MEFV, which codes for pyrin, is a gene of great significance. Pyrin plays a vital role in innate immunity by sensing modifications in Rho GTPase and assembling the pyrin inflammasome, which activates downstream immune responses [4]. Mutations in the MEFV gene are associated with Familial Mediterranean Fever (FMF), an autoinflammatory disease [1,2,3,5,6,7].

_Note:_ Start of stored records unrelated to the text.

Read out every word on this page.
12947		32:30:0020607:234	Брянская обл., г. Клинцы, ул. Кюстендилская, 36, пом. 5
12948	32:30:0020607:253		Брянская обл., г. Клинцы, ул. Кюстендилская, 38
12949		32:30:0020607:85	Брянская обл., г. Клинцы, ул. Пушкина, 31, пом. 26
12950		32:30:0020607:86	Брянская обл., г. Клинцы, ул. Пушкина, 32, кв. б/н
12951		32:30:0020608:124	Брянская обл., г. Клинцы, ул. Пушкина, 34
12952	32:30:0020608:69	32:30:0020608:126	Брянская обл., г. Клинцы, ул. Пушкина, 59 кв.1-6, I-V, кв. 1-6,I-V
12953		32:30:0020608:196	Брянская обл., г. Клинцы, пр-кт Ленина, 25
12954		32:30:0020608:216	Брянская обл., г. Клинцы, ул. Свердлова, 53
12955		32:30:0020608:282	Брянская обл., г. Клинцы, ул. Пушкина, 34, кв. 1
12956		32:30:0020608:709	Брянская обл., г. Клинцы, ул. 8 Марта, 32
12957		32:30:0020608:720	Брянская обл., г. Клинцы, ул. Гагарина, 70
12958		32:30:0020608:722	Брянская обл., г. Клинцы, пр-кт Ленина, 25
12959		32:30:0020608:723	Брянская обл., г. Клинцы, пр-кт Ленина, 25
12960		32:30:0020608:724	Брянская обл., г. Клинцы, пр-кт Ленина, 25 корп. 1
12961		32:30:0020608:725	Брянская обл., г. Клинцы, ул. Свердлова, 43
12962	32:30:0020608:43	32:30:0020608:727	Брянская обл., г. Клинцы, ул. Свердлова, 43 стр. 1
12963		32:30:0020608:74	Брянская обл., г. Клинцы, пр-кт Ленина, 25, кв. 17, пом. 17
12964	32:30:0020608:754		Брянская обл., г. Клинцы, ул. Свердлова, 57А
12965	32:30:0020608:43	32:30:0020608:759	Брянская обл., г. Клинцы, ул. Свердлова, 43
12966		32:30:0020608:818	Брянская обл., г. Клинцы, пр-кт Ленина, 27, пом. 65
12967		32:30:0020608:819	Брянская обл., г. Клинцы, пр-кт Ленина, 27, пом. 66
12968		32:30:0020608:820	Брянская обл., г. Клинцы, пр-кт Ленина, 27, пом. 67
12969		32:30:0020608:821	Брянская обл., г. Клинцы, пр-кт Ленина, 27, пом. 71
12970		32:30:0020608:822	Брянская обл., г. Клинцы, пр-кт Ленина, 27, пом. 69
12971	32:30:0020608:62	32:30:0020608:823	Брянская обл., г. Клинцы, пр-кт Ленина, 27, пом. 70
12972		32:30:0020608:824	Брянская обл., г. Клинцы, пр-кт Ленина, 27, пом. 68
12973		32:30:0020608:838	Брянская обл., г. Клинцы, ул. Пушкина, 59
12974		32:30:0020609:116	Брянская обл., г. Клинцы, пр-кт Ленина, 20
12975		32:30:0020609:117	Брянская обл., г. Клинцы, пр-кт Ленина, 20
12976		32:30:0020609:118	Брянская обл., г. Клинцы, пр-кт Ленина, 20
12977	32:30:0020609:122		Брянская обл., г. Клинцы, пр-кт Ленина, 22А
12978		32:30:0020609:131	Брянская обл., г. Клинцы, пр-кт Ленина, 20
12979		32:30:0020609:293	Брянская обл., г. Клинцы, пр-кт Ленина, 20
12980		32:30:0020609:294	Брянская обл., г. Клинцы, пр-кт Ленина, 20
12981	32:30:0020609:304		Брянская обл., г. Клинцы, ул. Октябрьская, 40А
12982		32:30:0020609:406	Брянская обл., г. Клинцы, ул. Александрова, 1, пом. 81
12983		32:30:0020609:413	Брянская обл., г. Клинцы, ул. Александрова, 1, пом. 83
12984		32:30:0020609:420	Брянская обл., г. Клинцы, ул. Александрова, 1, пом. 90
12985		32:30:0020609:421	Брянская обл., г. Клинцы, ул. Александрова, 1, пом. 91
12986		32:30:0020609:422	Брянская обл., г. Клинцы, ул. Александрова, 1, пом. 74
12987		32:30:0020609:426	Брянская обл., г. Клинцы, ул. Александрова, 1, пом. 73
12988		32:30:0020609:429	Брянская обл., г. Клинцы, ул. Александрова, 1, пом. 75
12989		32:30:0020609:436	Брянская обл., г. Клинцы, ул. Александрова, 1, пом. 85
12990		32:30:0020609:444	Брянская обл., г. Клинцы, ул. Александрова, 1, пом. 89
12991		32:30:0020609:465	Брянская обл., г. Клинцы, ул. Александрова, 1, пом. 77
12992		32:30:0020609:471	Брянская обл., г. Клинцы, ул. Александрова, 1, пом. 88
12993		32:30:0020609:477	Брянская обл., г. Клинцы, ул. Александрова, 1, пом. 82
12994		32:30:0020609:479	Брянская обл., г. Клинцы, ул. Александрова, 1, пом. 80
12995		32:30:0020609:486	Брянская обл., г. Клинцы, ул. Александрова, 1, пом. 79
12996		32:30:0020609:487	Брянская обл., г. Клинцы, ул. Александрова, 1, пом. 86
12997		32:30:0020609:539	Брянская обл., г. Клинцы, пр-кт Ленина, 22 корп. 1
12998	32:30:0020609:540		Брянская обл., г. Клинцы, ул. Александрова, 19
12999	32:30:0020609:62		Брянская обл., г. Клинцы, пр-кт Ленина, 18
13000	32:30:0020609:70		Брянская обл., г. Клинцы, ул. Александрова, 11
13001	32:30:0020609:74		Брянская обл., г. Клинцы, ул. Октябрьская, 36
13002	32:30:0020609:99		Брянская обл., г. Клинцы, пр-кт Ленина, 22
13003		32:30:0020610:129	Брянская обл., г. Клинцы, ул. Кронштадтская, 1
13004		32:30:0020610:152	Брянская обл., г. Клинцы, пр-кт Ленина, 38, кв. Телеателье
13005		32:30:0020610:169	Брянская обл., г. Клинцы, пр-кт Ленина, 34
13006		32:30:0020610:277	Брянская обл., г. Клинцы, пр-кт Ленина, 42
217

FMF is characterized by recurrent attacks of fever, serositis, and erysipelas-like erythema [1]. Although typically considered autosomal recessive, in Middle Eastern countries, a third of patients with FMF manifestations carry a single mutation, and some cases of pure dominant inheritance linked to specific single MEFV variants have been reported, complicating genetic testing interpretation [1]. Pathogenic MEFV gene variants, especially p.Met694Val, increase the risk for Behçet disease (BD) in regions where both FMF and BD are prevalent [2]. Also, MEFV gene mutations may act as disease modifiers in neuro-Behçet's disease and neuro-Sweet disease, and are associated with particular findings and lesion sites in these patients [3]. A novel dominant MEFV p.E583A variant was found in a family, with patients showing a phenotype distinct from classical MEFV mutations, lacking recurrent fever but having recurrent chest and abdominal pain, and the mutation induced pyrin inflammasome assembly and activation [4]. Additionally, MEFV variants in different exons are responsible for various autoinflammatory diseases known as pyrin-associated AIDs or pyrinopathies [5].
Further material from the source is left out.